On one hand MS seems to have a “me too” approach. It is copying good Web 2.0 offerings like MySpace. But there is nothing really innovative about apps like MSN Windows Live Spaces. It’s just a good combination of features that are already there. But MS should have the power to do more than good mashups.
On the other hand I agree with Joe Wilcox that MS is still trying to pull as much as possible to the desktop in order to preserve the relevance of its cash cows, Windows and Office. This is against my understanding of Web 2.0 being a platform for any kind of application (this is an incomplete description of Web 2.0, of course).

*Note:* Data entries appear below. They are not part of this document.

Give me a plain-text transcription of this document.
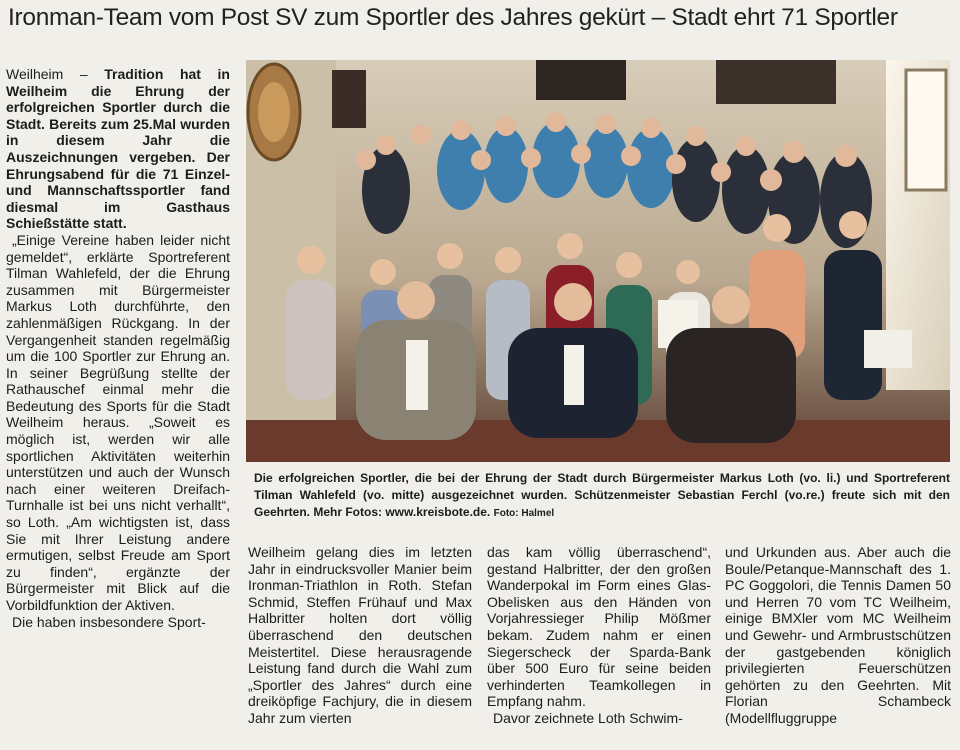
Ironman-Team vom Post SV zum Sportler des Jahres gekürt – Stadt ehrt 71 Sportler

Weilheim – Tradition hat in Weilheim die Ehrung der erfolgreichen Sportler durch die Stadt. Bereits zum 25.Mal wurden in diesem Jahr die Auszeichnungen vergeben. Der Ehrungsabend für die 71 Einzel- und Mannschaftssportler fand diesmal im Gasthaus Schießstätte statt.

„Einige Vereine haben leider nicht gemeldet“, erklärte Sportreferent Tilman Wahlefeld, der die Ehrung zusammen mit Bürgermeister Markus Loth durchführte, den zahlenmäßigen Rückgang. In der Vergangenheit standen regelmäßig um die 100 Sportler zur Ehrung an. In seiner Begrüßung stellte der Rathauschef einmal mehr die Bedeutung des Sports für die Stadt Weilheim heraus. „Soweit es möglich ist, werden wir alle sportlichen Aktivitäten weiterhin unterstützen und auch der Wunsch nach einer weiteren Dreifach-Turnhalle ist bei uns nicht verhallt“, so Loth. „Am wichtigsten ist, dass Sie mit Ihrer Leistung andere ermutigen, selbst Freude am Sport zu finden“, ergänzte der Bürgermeister mit Blick auf die Vorbildfunktion der Aktiven.

Die haben insbesondere Sport-

Die erfolgreichen Sportler, die bei der Ehrung der Stadt durch Bürgermeister Markus Loth (vo. li.) und Sportreferent Tilman Wahlefeld (vo. mitte) ausgezeichnet wurden. Schützenmeister Sebastian Ferchl (vo.re.) freute sich mit den Geehrten. Mehr Fotos: www.kreisbote.de. Foto: Halmel

Weilheim gelang dies im letzten Jahr in eindrucksvoller Manier beim Ironman-Triathlon in Roth. Stefan Schmid, Steffen Frühauf und Max Halbritter holten dort völlig überraschend den deutschen Meistertitel. Diese herausragende Leistung fand durch die Wahl zum „Sportler des Jahres“ durch eine dreiköpfige Fachjury, die in diesem Jahr zum vierten

das kam völlig überraschend“, gestand Halbritter, der den großen Wanderpokal im Form eines Glas-Obelisken aus den Händen von Vorjahressieger Philip Mößmer bekam. Zudem nahm er einen Siegerscheck der Sparda-Bank über 500 Euro für seine beiden verhinderten Teamkollegen in Empfang nahm.

Davor zeichnete Loth Schwim-

und Urkunden aus. Aber auch die Boule/Petanque-Mannschaft des 1. PC Goggolori, die Tennis Damen 50 und Herren 70 vom TC Weilheim, einige BMXler vom MC Weilheim und Gewehr- und Armbrustschützen der gastgebenden königlich privilegierten Feuerschützen gehörten zu den Geehrten. Mit Florian Schambeck (Modellfluggruppe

Third, MS seems to look at Web 2.0 from a business perspective. It is asking questions about enhancing user experience, not taking into account aspects like user generated content . Let me give an example: At conferences I’m used to being told by the organizers which tags to use for live blogging, photos, etc. Not so at MS conferences.
Can you give me any hints, that I’m wrong?
Monday, September 4, 2006 2:46:11 PM (GMT Daylight Time, UTC+01:00)
Messenger api is good example. crippled so you have to buy bot hosting or use someone elses kit. Can't build useful things with it withotu possibly getting jiggy with GAC and bypassing security. Not pretty.